Coal and Nuclear Wastes--Both Potential Contributors to Environmental and Health Problems
EMD-81-132: Published: Sep 21, 1981. Publicly Released: Sep 21, 1981.
- Full Report:
GAO was asked to compare the waste products from the coal and nuclear fuel cycles. The purpose of the report was to provide a perspective on both coal and nuclear wastes by presenting information on: (1) the amounts and types of wastes being generated at each step of the coal and nuclear fuel cycle, and (2) the environmental and health impact associated with these wastes.

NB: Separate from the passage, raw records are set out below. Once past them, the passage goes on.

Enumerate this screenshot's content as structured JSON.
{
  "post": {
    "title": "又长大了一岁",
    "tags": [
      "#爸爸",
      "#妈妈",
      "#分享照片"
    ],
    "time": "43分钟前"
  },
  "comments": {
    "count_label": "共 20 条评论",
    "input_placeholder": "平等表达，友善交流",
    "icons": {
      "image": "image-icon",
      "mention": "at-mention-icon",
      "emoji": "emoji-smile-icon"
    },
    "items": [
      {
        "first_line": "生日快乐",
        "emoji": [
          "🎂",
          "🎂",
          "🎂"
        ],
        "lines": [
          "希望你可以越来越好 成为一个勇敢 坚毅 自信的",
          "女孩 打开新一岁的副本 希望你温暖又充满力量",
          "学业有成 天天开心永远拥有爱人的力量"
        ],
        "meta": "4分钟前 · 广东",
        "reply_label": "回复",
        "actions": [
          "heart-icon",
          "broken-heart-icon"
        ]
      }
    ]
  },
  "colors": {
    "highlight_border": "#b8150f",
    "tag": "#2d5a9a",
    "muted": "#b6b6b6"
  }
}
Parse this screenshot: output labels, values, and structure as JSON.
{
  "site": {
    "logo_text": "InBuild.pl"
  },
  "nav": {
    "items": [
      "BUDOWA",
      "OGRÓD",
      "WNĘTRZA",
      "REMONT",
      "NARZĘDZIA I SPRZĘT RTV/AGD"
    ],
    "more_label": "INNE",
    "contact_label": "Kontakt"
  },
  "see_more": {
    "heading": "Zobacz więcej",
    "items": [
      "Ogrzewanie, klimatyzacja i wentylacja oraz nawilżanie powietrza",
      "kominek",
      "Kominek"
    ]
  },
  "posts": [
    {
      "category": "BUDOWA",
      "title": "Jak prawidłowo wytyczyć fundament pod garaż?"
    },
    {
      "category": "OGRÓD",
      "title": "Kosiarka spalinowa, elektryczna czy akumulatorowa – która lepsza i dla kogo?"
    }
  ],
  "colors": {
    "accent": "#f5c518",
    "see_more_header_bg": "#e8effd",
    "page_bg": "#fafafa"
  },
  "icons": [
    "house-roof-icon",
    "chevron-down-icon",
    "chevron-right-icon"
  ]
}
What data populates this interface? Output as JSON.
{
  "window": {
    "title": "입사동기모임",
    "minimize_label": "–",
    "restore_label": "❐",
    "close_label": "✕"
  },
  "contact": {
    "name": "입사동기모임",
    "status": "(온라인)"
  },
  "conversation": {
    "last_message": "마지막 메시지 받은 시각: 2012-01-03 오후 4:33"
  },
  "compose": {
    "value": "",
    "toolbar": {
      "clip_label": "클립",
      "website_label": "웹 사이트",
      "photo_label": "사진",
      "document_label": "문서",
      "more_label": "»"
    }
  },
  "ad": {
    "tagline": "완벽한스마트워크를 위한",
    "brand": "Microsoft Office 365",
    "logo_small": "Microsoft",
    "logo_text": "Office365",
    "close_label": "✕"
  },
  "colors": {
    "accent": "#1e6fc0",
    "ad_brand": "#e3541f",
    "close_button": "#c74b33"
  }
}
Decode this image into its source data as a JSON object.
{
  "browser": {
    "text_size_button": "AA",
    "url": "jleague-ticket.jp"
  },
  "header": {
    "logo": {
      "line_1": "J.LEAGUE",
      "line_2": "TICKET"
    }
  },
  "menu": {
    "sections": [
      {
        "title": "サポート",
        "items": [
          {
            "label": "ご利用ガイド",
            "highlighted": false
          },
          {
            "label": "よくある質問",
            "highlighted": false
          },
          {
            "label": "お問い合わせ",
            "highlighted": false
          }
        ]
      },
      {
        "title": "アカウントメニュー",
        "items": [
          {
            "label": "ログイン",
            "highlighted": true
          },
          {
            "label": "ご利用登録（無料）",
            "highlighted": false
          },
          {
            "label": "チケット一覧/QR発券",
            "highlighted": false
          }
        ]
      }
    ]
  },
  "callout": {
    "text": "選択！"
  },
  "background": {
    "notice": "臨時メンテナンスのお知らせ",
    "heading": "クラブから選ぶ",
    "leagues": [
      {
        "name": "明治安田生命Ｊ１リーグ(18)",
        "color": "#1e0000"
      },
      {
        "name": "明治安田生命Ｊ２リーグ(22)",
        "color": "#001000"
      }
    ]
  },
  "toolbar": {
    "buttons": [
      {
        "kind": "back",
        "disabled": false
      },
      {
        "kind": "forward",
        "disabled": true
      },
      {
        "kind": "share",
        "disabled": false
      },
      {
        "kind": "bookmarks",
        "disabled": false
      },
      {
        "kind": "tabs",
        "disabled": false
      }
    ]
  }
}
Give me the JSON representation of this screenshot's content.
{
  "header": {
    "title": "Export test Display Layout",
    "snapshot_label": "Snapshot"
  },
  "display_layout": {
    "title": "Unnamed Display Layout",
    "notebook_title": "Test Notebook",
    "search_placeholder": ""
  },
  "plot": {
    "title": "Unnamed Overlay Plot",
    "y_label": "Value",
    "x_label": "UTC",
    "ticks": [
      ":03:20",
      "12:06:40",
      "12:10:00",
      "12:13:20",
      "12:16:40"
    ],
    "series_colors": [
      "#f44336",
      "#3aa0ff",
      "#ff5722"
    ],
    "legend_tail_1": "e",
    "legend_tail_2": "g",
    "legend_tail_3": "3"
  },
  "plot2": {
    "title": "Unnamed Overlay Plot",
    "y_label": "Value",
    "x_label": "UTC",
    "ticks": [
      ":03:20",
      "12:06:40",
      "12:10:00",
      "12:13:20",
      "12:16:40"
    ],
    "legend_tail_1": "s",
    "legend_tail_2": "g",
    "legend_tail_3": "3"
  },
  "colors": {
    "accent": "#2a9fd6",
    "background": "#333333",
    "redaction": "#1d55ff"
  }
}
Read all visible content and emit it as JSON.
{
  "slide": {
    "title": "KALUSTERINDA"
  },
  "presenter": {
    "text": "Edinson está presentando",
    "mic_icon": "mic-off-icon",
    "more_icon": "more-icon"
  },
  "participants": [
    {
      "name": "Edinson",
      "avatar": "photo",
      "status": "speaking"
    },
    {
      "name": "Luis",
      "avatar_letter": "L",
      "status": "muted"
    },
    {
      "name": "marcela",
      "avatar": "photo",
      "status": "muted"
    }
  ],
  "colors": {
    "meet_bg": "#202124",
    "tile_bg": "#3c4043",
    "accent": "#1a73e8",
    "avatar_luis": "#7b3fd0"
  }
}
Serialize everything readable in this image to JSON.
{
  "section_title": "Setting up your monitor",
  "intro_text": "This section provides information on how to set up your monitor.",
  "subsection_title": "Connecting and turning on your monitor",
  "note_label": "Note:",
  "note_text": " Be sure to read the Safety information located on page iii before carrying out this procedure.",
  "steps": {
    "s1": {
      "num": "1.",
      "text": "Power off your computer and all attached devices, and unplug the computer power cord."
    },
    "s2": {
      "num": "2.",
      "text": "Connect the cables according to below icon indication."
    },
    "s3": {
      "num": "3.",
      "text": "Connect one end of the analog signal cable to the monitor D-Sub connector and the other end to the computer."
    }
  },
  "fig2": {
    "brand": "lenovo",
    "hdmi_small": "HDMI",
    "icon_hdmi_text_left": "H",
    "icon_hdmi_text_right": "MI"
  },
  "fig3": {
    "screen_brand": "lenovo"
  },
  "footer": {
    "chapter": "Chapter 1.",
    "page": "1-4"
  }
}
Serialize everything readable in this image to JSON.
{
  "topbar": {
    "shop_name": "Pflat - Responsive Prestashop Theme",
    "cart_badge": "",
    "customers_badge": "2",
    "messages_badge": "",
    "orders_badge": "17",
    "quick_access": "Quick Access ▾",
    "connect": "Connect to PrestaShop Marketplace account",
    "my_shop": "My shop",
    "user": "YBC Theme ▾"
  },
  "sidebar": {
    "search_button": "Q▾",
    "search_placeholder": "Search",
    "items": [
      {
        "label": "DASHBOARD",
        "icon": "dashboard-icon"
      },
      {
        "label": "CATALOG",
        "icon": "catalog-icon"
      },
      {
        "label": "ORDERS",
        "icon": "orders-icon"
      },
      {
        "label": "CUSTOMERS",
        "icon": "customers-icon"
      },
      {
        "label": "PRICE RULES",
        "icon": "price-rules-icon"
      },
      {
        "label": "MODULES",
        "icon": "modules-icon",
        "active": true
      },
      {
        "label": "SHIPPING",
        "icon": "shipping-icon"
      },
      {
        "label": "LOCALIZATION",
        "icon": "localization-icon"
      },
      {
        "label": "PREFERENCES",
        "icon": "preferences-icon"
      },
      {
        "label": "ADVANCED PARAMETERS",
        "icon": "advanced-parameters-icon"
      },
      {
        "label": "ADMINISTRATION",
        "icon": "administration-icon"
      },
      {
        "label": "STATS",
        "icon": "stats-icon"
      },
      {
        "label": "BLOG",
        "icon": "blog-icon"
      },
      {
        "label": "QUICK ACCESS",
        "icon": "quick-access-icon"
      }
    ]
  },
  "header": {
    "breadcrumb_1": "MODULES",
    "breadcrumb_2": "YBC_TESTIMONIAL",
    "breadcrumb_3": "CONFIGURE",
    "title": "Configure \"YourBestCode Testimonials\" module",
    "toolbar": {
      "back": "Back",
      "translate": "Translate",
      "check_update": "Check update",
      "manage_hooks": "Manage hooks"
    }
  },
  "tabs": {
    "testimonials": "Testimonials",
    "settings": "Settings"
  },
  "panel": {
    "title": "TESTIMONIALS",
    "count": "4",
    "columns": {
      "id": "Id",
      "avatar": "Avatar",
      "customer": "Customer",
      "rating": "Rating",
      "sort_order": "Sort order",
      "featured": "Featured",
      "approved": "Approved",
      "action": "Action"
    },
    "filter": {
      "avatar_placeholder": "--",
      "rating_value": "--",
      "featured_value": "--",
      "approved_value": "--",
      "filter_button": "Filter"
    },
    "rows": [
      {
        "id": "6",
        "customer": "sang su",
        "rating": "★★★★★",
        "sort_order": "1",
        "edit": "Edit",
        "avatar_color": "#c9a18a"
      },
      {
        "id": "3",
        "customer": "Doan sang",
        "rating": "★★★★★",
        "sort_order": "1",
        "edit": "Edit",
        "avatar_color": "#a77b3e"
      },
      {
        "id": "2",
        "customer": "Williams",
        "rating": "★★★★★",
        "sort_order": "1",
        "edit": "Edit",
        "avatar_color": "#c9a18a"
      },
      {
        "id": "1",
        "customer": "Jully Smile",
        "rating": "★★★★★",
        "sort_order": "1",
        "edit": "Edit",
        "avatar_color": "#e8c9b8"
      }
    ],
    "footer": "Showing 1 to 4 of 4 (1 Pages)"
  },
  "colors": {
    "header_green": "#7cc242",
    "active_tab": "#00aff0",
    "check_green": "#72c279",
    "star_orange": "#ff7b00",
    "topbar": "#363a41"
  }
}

GAO relied primarily on existing literature supplemented by interviews with officials of the appropriate federal agencies. Overall, the literature confirmed that wastes produced by both fuel cycles present a potential for significant environmental and health hazards. Since coal and nuclear wastes present different types of hazards and the information available on these wastes is not comparable, GAO did not believe that it was possible to determine if either waste type is more of a hazard than the other. Nonetheless, several comparisons of the waste amounts, potential hazards, and past environmental and health effects resulting from each respective fuel cycle can be made that provide a perspective on the individual hazards of each waste type. In short, GAO found that: (1) the coal fuel cycle produces significantly more wastes in volume than the nuclear fuel cycle; (2) coal wastes are continually released in the environment, but the resulting health effects are not fully understood; (3) nuclear wastes are significantly more toxic and radioactive than coal wastes and could pose more of a potential hazard to the environment and public health in the event of an accident; (4) nuclear wastes have been more tightly controlled and regulated than coal wastes and, therefore, have resulted in less environmental damage; and (5) most of the hazards from both coal and nuclear wastes can be lessened, or in some cases eliminated, if properly controlled and regulated.